The vᵣₘₛ for an atom or molecule is given by

vᵣₘₛ = √(3RT/M)

where R = molar gas constant = J/mol.K

T = absolute temperature in Kelvin

M = Molar mass of the molecules.

₁₂

Let the vᵣₘₛ of 235-UF6 be vᵣₘₛ₁

And its molar mass = M₁ = 349.0 g/mol

vᵣₘₛ₁ = √(3RT/M₁)

√(3RT) = vᵣₘₛ₁ × √M₁

For the 238-UF6

Let its vᵣₘₛ be vᵣₘₛ₂

And its molar mass = M₂ = 352.0 g/mol

√(3RT) = vᵣₘₛ₂ × √M₂

Since √(3RT) = √(3RT)

vᵣₘₛ₁ × √M₁ = vᵣₘₛ₂ × √M₂

(vᵣₘₛ₁/vᵣₘₛ₂) = (√M₂/√M₁) = [√(352)/√(349)]

(vᵣₘₛ₁/vᵣₘₛ₂) = 1.00429

b) Recall

vᵣₘₛ₁ = √(3RT/M₁)

vᵣₘₛ₂ = √(3RT/M₂)

(vᵣₘₛ₁ – vᵣₘₛ₂) = 1 m/s

[√(3RT/M₁)] – [√(3RT/M₂)] = 1

R = 8.314 J/mol.K, M₁ = 349.0 g/mol = 0.349 kg/mol, M₂ = 352.0 g/mol = 0.352 kg/mol, T = ?
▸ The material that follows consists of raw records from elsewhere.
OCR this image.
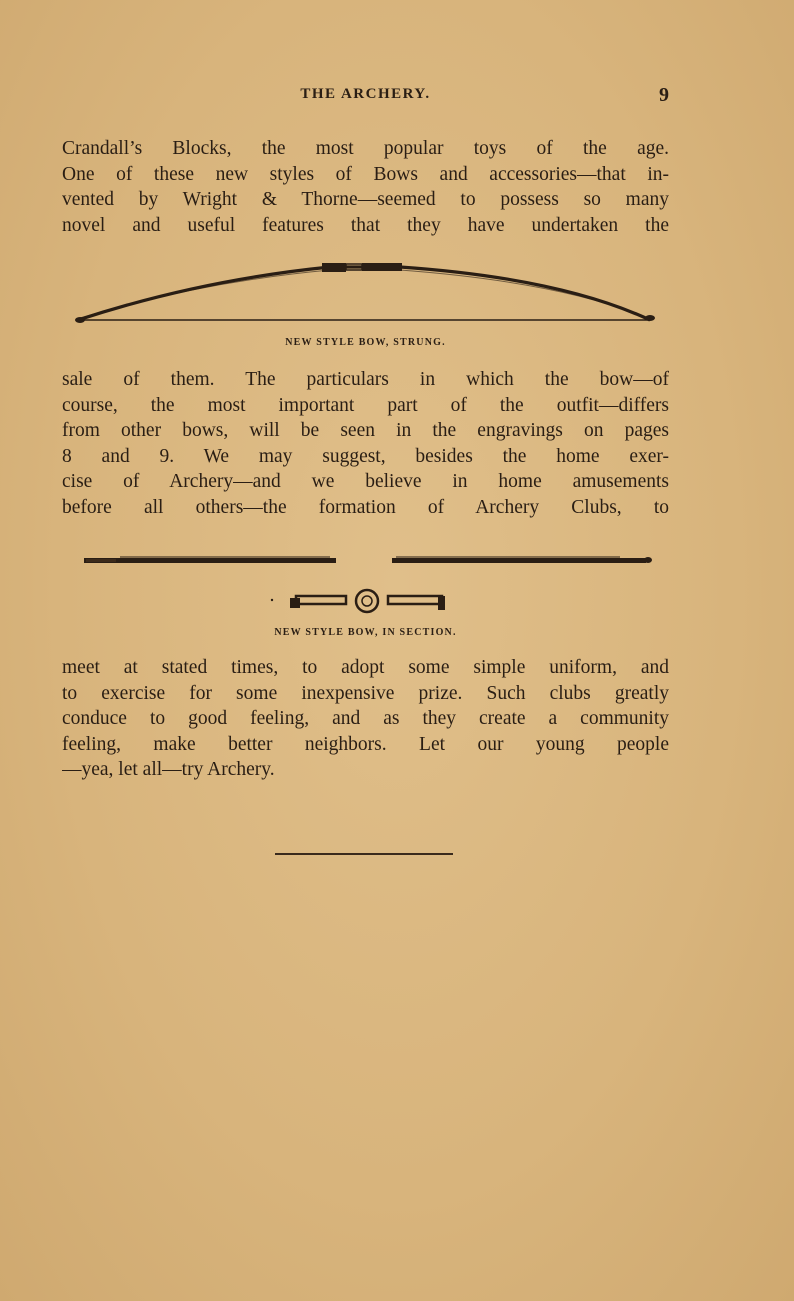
THE ARCHERY.	9
Crandall’s Blocks, the most popular toys of the age.
One of these new styles of Bows and accessories—that in-
vented by Wright & Thorne—seemed to possess so many
novel and useful features that they have undertaken the
NEW STYLE BOW, STRUNG.
sale of them. The particulars in which the bow—of
course, the most important part of the outfit—differs
from other bows, will be seen in the engravings on pages
8 and 9. We may suggest, besides the home exer-
cise of Archery—and we believe in home amusements
before all others—the formation of Archery Clubs, to
NEW STYLE BOW, IN SECTION.
meet at stated times, to adopt some simple uniform, and
to exercise for some inexpensive prize. Such clubs greatly
conduce to good feeling, and as they create a community
feeling, make better neighbors. Let our young people
—yea, let all—try Archery.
√T [√(3 × 8.314/0.349) – √(3 × 8.314/0.352) = 1

√T (8.4538 – 8.4177) = 1

√T = 1/0.0361

√T = 27.7

T = 27.7²

T = 767.34 K

c) The answers point to a difficult seperation technique, as the two compounds of the different isotopes have very close rms speeds and to create a difference of only 1 m/s In their rms speeds would require a high temperature of up to 767.34 K.